Monday, February 9, 2015

A Pain in the Neck

     Recently I wrote about upcoming surgery in my post titled Not Necessarily Cancer (it was).  The surgery has been performed, and I am left with a scar and resulting pain in my neck and throat-lots of it.  Having a number of age lines dominating my almost 6 decade old neck, I was anticipating that the doctor would  utilize one of them when he made his cut.  That was not the case, however, and a 4 inch wide scar is adjacent to my age lines, their appearance subsequently resembling the lines on a city map.  A dense map.  Like a New York City map.  Never having been one to wear scarves all that often, I am now planning to invest in about a dozen, something I probably should have done anyway.  My neck is actually pretty scary looking now, as what was once smooth is now, in addition to being lined, crater like, and I am able to see everything moving within.  I know-I probably shouldn't look, but I am in the habit of scrutinizing my neck, after having discovered its mysterious bump recently.       
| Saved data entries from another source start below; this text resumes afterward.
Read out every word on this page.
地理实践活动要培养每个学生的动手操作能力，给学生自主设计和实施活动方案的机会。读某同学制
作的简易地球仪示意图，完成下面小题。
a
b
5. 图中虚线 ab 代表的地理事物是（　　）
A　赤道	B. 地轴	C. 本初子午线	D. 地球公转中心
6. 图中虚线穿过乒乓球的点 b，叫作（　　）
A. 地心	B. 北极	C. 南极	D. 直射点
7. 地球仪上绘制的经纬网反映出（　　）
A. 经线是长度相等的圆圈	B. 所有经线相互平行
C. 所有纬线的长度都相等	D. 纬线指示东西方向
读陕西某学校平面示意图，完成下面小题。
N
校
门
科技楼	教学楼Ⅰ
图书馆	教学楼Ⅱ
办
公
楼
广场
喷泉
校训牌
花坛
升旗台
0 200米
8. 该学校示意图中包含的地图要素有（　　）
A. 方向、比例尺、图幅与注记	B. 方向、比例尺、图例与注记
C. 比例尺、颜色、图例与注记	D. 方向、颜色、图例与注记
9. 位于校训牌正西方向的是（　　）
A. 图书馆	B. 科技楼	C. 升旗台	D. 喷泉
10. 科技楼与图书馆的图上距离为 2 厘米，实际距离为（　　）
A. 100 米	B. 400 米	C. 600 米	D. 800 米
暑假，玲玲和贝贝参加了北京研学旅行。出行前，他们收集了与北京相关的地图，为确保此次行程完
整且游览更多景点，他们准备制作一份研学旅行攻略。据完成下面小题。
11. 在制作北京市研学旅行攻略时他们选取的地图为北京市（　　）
      Since the surgery was performed, I now protect my neck with my hand gracing my throat, similar to the manner in which a baseball player protects the ball with his glove.  Everything is sore, from the flesh that has been carved like an Easter ham, to the muscles that have been manipulated and rearranged to dissect my troublesome thyroid.  That being said, I now am recuperating at home, still barely eating, and sleeping as much as possible.  I never realized how much I actually used my neck muscles, until they were violated by my surgeon, resulting in  restriction of  movement. I am also keenly aware of how slowly I have bounced back, as compared to when I was younger.  Anyway, enough of bellyaching.  I am indebted to my surgeon, who has provided me with a new lease on life.  I was skeptical about him initially, but I was pleasantly surprised by his skill and his kindness, and would gladly, and gratefully, recommend him to anyone who asked.
     I have had to miss class these couple of weeks.  I must admit, I like writing my own absentee notes.  When I return, it will be to my first exam of the semester.  I am not worried, however, as I am prepared, despite not having been in class.  In my previous semester, having taken American Government & Politics, I was constantly remarking about the extraordinary volume of information that we were compelled to absorb.  I have now discovered why.  The professor of my current class, American National Government, who assigned the same text book, has indicated that the former class was to cover the first ten chapters, and that he would cover the remaining eight.  We previously covered seventeen chapters!  No wonder I was feeling overwhelmed!  It didn't stop me from earning an A, however.  Also, the first professor did me a favor, because I am entering the current class with a greater understanding than if he had only covered the requisite ten chapters.  
     Surprisingly, to me at least, I am really enjoying the study of our Government.  Having always ignored government and politics as much as possible, I was always silently critical of it, a common characteristic of the ignorant.  Now however, I have a much greater appreciation for the framing of our government, as well as the mechanics of it.  Brilliant!  Of course there are some bad eggs within our government, but they are in the minority.  Besides, isn't that true of any group, that there are always good and bad within, but that generally the bad are not the majority? 
     While recently watching the opening credits of my favorite show, Downton Abbey, I realized that I recognize most of the actors' and actresses' names and am able to equate them with their corresponding roles.  I can only hope that I am as familiar with the names of our government officials and their titles for the upcoming exam.